Amazing Records That Sound Incredible: Ornette Coleman, The Shape of Jazz to Come (1959; Atlantic, 1966)
Is there a more perfect moment in music than when, after some atmospheric scene-setting by Charlie Haden on bass and Billy Higgins on drums, Ornette and Don Cherry come in HORNS BLARING on the extreme right and left, blasting out the immortal riff to “Lonely Woman”?
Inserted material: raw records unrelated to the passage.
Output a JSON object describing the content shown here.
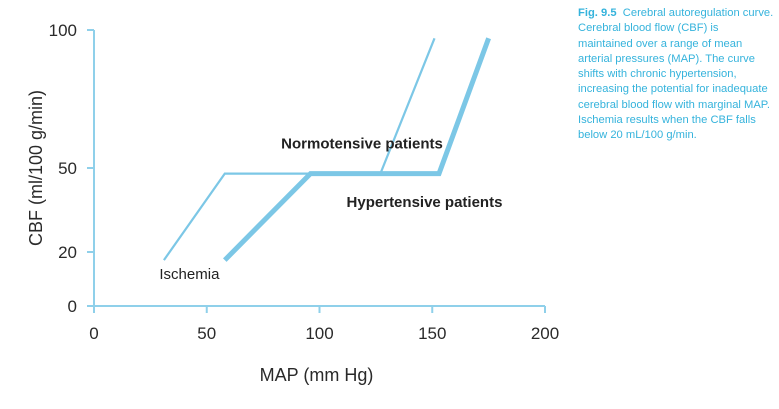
{
  "caption": {
    "figure_number": "Fig. 9.5",
    "text": "Cerebral autoregulation curve. Cerebral blood flow (CBF) is maintained over a range of mean arterial pressures (MAP). The curve shifts with chronic hypertension, increasing the potential for inadequate cerebral blood flow with marginal MAP. Ischemia results when the CBF falls below 20 mL/100 g/min."
  },
  "colors": {
    "line": "#7cc7e6",
    "axis": "#8fd0ea",
    "caption": "#35b3dc"
  },
  "chart_data": {
    "type": "line",
    "title": "",
    "xlabel": "MAP (mm Hg)",
    "ylabel": "CBF (ml/100 g/min)",
    "xlim": [
      0,
      200
    ],
    "xticks": [
      0,
      50,
      100,
      150,
      200
    ],
    "xtick_labels": [
      "0",
      "50",
      "100",
      "150",
      "200"
    ],
    "ylim": [
      0,
      100
    ],
    "yticks": [
      0,
      20,
      50,
      100
    ],
    "ytick_labels": [
      "0",
      "20",
      "50",
      "100"
    ],
    "grid": false,
    "series": [
      {
        "name": "Normotensive patients",
        "style": "thin",
        "points": [
          [
            31,
            17
          ],
          [
            58,
            48
          ],
          [
            127,
            48
          ],
          [
            151,
            97
          ]
        ]
      },
      {
        "name": "Hypertensive patients",
        "style": "thick",
        "points": [
          [
            58,
            17
          ],
          [
            96,
            48
          ],
          [
            153,
            48
          ],
          [
            175,
            97
          ]
        ]
      }
    ],
    "annotations": [
      {
        "text": "Normotensive patients",
        "x": 83,
        "y": 57,
        "bold": true
      },
      {
        "text": "Hypertensive patients",
        "x": 112,
        "y": 36,
        "bold": true
      },
      {
        "text": "Ischemia",
        "x": 29,
        "y": 10,
        "bold": false
      }
    ]
  }
}
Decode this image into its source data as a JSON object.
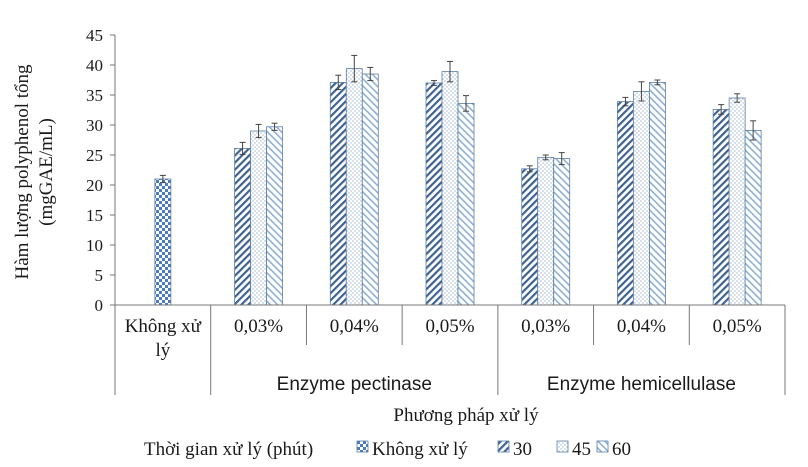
{
  "chart_data": {
    "type": "bar",
    "ylabel_line1": "Hàm lượng polyphenol tổng",
    "ylabel_line2": "(mgGAE/mL)",
    "xlabel": "Phương pháp xử lý",
    "ylim": [
      0,
      45
    ],
    "yticks": [
      0,
      5,
      10,
      15,
      20,
      25,
      30,
      35,
      40,
      45
    ],
    "grid": false,
    "legend_title": "Thời gian xử lý (phút)",
    "legend_position": "bottom",
    "groups": [
      {
        "label": "",
        "span": [
          0,
          0
        ]
      },
      {
        "label": "Enzyme pectinase",
        "span": [
          1,
          3
        ]
      },
      {
        "label": "Enzyme hemicellulase",
        "span": [
          4,
          6
        ]
      }
    ],
    "categories": [
      {
        "line1": "Không xử",
        "line2": "lý"
      },
      {
        "line1": "0,03%",
        "line2": ""
      },
      {
        "line1": "0,04%",
        "line2": ""
      },
      {
        "line1": "0,05%",
        "line2": ""
      },
      {
        "line1": "0,03%",
        "line2": ""
      },
      {
        "line1": "0,04%",
        "line2": ""
      },
      {
        "line1": "0,05%",
        "line2": ""
      }
    ],
    "series": [
      {
        "name": "Không xử lý",
        "pattern": "checker",
        "color": "#4a7bbf",
        "values": [
          21.0,
          null,
          null,
          null,
          null,
          null,
          null
        ],
        "errors": [
          0.6,
          null,
          null,
          null,
          null,
          null,
          null
        ]
      },
      {
        "name": "30",
        "pattern": "diagonal",
        "color": "#3f6390",
        "values": [
          null,
          26.1,
          37.1,
          37.0,
          22.7,
          33.9,
          32.6
        ],
        "errors": [
          null,
          1.0,
          1.2,
          0.4,
          0.5,
          0.7,
          0.8
        ]
      },
      {
        "name": "45",
        "pattern": "dots",
        "color": "#8aa6c8",
        "values": [
          null,
          29.0,
          39.4,
          38.9,
          24.6,
          35.6,
          34.5
        ],
        "errors": [
          null,
          1.1,
          2.2,
          1.7,
          0.4,
          1.6,
          0.7
        ]
      },
      {
        "name": "60",
        "pattern": "diag-light",
        "color": "#7ea2c9",
        "values": [
          null,
          29.7,
          38.5,
          33.6,
          24.4,
          37.1,
          29.1
        ],
        "errors": [
          null,
          0.6,
          1.1,
          1.3,
          1.0,
          0.4,
          1.6
        ]
      }
    ]
  }
}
It is also a perfect hi-fi moment. Fond as I am of mono, especially for jazz of this era, this is an experience that you need to have in stereo. It’s one of the discs I like to put on for visiting friends. I love watching them get adjusted to the quiet start, find themselves enjoying it on its own merits… and then have the rug pulled out from under them, their noise floor shattered, their minds absolutely blown by the texture, sheer volume, and absolute beauty of those horns.
And that riff. For me, Ornette isn’t an album guy or even a song guy. He’s a RIFF guy — the Keith Richards of jazz.** There are other good songs and moments on this album, but nothing approaches that opening riff. And really, aside from the cartoonish “Ramblin’” (from Change of the Century) and clownish “Old Gospel” (from Jackie McLean’s New and Old Gospel, where Ornette plays trumpet) — nothing in his whole catalogue does.
I haven’t heard a 1959 stereo first pressing, but it’s hard to imagine it could sound any better than my 1966 US reissue. My reissue definitely sounds better to my ear than the recent Kevin Gray Speaker’s Corner reissue, which is terrific but a little too robust, lacking the sharp attack of a copy closer in time to the original tape. The two cost about the same, so get a 60s Atlantic! (Also: thick laminated cover, cool gold “Stereo” stamp, beautiful blue and green labels…)
** Speaking of rock legends: there is an amazing video of an older Lou Reed expressing his obsession with this very riff by singing it out. Seek it out on YouTube.